The Midwives Alliance of North America (MANA), the organization that represents homebirth midwives, is desperately lying about the death rate at homebirth.
No, they’re not lying about the rate of neonatal death at the hands of homebirth midwives, 2.06/1000. They are lying about what it means.
Specifically, they are attempting to conceal the dramatically increased risk of death at planned homebirth during the years 2004-2009 by comparing it to everything except the only valid metric. That metric is the death rate for comparable risk hospital birth during the same years, publicly available on the CDC Wonder website.
They know, as as I have written, that the death rate for babies of comparable risk women who delivered with a certified nurse midwife in the hospital 20004-2009 is only 0.38/1000. That means that the death rate at the hands of homebirth midwives was 450% higher than the death rate in the hospital.

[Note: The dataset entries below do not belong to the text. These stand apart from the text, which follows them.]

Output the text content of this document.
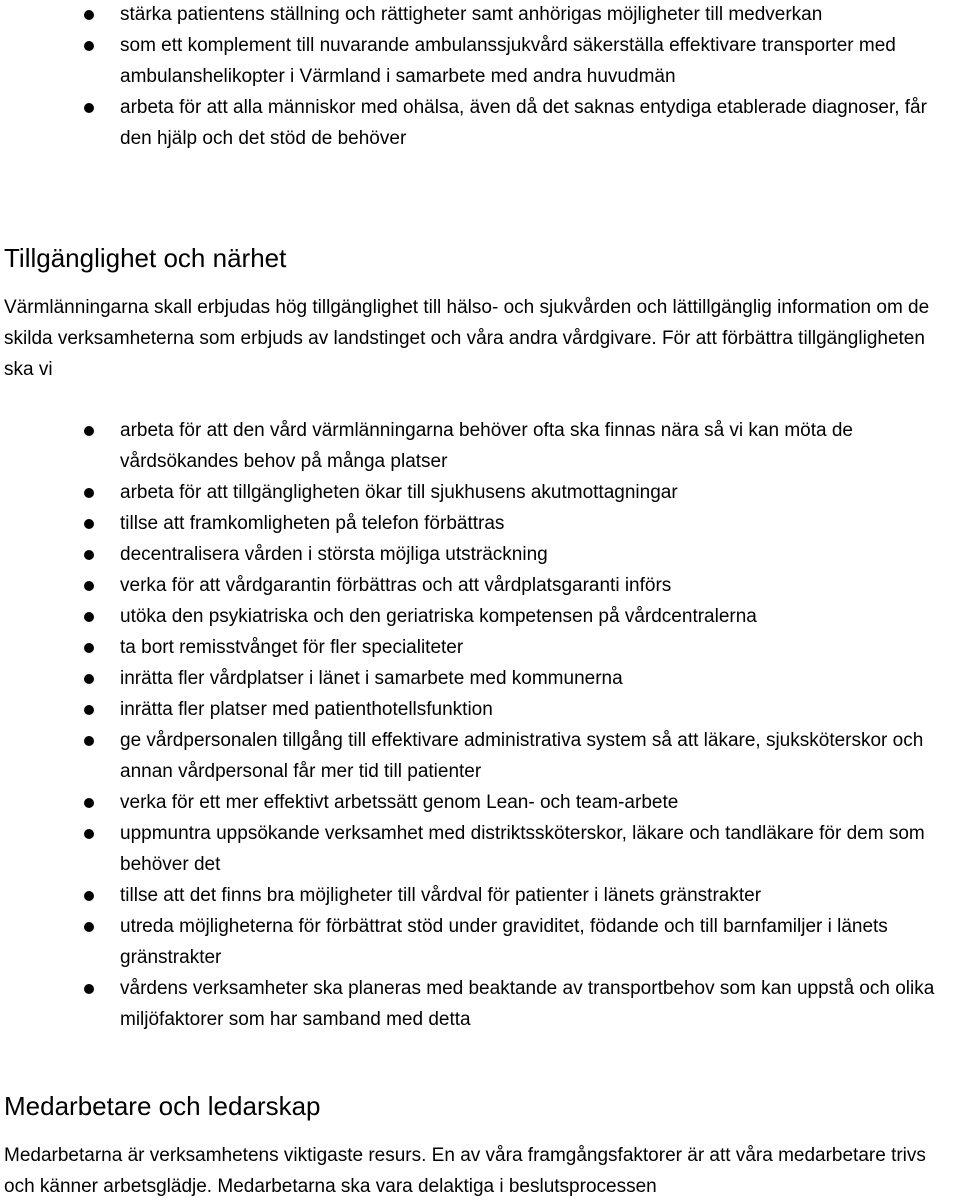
stärka patientens ställning och rättigheter samt anhörigas möjligheter till medverkan
som ett komplement till nuvarande ambulanssjukvård säkerställa effektivare transporter med ambulanshelikopter i Värmland i samarbete med andra huvudmän
arbeta för att alla människor med ohälsa, även då det saknas entydiga etablerade diagnoser, får den hjälp och det stöd de behöver
Tillgänglighet och närhet

Värmlänningarna skall erbjudas hög tillgänglighet till hälso- och sjukvården och lättillgänglig information om de skilda verksamheterna som erbjuds av landstinget och våra andra vårdgivare. För att förbättra tillgängligheten ska vi

arbeta för att den vård värmlänningarna behöver ofta ska finnas nära så vi kan möta de vårdsökandes behov på många platser
arbeta för att tillgängligheten ökar till sjukhusens akutmottagningar
tillse att framkomligheten på telefon förbättras
decentralisera vården i största möjliga utsträckning
verka för att vårdgarantin förbättras och att vårdplatsgaranti införs
utöka den psykiatriska och den geriatriska kompetensen på vårdcentralerna
ta bort remisstvånget för fler specialiteter
inrätta fler vårdplatser i länet i samarbete med kommunerna
inrätta fler platser med patienthotellsfunktion
ge vårdpersonalen tillgång till effektivare administrativa system så att läkare, sjuksköterskor och annan vårdpersonal får mer tid till patienter
verka för ett mer effektivt arbetssätt genom Lean- och team-arbete
uppmuntra uppsökande verksamhet med distriktssköterskor, läkare och tandläkare för dem som behöver det
tillse att det finns bra möjligheter till vårdval för patienter i länets gränstrakter
utreda möjligheterna för förbättrat stöd under graviditet, födande och till barnfamiljer i länets gränstrakter
vårdens verksamheter ska planeras med beaktande av transportbehov som kan uppstå och olika miljöfaktorer som har samband med detta
Medarbetare och ledarskap

Medarbetarna är verksamhetens viktigaste resurs. En av våra framgångsfaktorer är att våra medarbetare trivs och känner arbetsglädje. Medarbetarna ska vara delaktiga i beslutsprocessen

I’m not the only person to use the CDC numbers. Researchers like Amos Grunebaum, MD use the same numbers to reach their own conclusions that homebirth dramatically increases the risk of death.

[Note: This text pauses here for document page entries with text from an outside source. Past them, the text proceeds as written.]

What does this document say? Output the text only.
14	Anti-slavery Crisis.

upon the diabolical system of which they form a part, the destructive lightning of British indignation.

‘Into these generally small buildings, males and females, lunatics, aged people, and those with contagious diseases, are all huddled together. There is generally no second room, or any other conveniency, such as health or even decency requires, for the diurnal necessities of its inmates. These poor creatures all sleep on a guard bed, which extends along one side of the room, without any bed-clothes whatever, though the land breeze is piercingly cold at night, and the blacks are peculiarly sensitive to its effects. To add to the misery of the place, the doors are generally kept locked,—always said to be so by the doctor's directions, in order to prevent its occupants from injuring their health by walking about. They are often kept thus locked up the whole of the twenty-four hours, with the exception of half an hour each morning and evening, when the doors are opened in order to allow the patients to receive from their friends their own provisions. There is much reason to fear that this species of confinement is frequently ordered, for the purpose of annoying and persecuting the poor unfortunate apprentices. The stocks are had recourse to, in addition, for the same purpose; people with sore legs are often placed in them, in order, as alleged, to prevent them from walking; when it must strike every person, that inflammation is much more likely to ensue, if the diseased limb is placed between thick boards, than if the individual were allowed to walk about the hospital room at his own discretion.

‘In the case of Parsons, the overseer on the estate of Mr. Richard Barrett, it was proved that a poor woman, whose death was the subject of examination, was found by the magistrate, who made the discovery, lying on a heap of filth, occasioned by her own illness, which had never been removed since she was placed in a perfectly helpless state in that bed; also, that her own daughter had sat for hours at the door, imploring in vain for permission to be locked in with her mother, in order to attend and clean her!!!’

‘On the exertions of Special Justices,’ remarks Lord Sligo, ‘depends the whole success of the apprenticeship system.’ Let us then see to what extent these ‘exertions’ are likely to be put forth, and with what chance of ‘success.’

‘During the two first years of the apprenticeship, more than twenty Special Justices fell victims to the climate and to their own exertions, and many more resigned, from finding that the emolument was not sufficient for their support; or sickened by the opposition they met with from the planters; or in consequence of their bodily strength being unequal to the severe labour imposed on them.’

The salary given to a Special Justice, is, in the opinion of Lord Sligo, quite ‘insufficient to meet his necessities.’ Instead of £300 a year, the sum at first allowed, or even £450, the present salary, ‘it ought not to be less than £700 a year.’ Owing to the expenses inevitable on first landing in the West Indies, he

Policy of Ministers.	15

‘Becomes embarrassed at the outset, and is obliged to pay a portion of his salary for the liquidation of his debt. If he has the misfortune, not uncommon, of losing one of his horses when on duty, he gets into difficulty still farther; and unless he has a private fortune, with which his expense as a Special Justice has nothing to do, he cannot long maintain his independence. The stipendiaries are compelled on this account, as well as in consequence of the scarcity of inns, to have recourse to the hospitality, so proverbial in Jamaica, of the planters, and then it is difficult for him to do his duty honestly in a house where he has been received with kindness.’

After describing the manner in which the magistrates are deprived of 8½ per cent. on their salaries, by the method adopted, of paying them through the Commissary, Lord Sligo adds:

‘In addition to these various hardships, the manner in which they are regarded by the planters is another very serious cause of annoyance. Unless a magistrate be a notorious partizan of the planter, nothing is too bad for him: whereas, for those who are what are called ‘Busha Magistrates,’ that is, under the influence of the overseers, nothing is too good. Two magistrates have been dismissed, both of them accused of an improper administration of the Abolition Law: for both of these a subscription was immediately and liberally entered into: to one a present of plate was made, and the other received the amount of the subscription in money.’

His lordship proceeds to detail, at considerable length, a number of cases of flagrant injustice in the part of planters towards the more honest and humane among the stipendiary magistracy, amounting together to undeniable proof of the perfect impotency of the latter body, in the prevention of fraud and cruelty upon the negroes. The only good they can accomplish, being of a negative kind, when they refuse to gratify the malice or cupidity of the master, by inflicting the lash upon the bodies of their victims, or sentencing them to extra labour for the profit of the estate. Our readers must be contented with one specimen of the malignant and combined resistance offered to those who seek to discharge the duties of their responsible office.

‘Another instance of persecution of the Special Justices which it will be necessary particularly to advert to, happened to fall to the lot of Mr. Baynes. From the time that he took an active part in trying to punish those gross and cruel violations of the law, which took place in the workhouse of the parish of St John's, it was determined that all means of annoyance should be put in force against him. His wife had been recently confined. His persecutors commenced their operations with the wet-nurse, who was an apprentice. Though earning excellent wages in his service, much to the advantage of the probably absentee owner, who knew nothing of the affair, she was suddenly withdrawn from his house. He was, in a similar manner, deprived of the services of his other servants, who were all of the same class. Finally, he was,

MANA can’t change its own hideous numbers, the same numbers it has refused to publish for the past 5 years. Instead, MANA, and executives Melissa Cheyney CPM and Wendy Gordon, CPM have attempted to discredit the the CDC’s mortality data. In a recent piece on its blog, MANA says:
Why doesn’t the Cheyney study compare home birth to hospital birth mortality rates?
It makes sense to want to draw these comparisons. However, hospital rates in the U.S. are derived from vital statistics data (birth certificates and/or death certificates). A number of organizations, including the American College of Nurse Midwives and Citizens for Midwifery have spelled out the limitations, which include a failure to capture the intended place of birth and inaccurate reporting of some outcomes. (my emphasis)
This is a lie.
MANA has received aid in propagating this lie from an unusual source, CDC statistician Marian MacDorman, a long time ally of the homebirth movement, previously a member of the Editorial Board and now the Editor-in-Chief of the Lamaze sponsored journal Birth:Issues in Perinatal Care. Indeed, MacDorman was interviewed for in a recent article about homebirth in The Daily Beast:
Most of the alarmist studies come from data pulled from vital-statistics data, from birth certificates and infant death certificates that are linked together. These administrative records “aren’t designed for research,” says Marian MacDorman, a statistician at the CDC who studies birth trends. “There are quite a few limitations in using that data for that kind of analysis.”
First, the researchers aren’t able to follow women who intend to deliver at home but later transfer to the hospital, which removes trauma patients from home-birth statistics. Then home-birth data fail to account for planned vs. unplanned births. (my emphasis)
That’s two separate lies about the data.
Indeed, the researcher who performed the first published study using the data, United States Home Births Increase 20 Percent from 2004 to 2008, noted:
Almost all the home births attended by certified nurse-midwives⁄certified midwives (98%) or “other” midwives (99%) were planned …
Who performed that study? None other than Marian MacDorman, that’s who.
This is not the only study that MacDorman has published using the CDC data. Far from it.
So the only question that remains is:
Marian MacDorman, were you lying about the validity of birth certificates in your own published papers or are you lying about it now?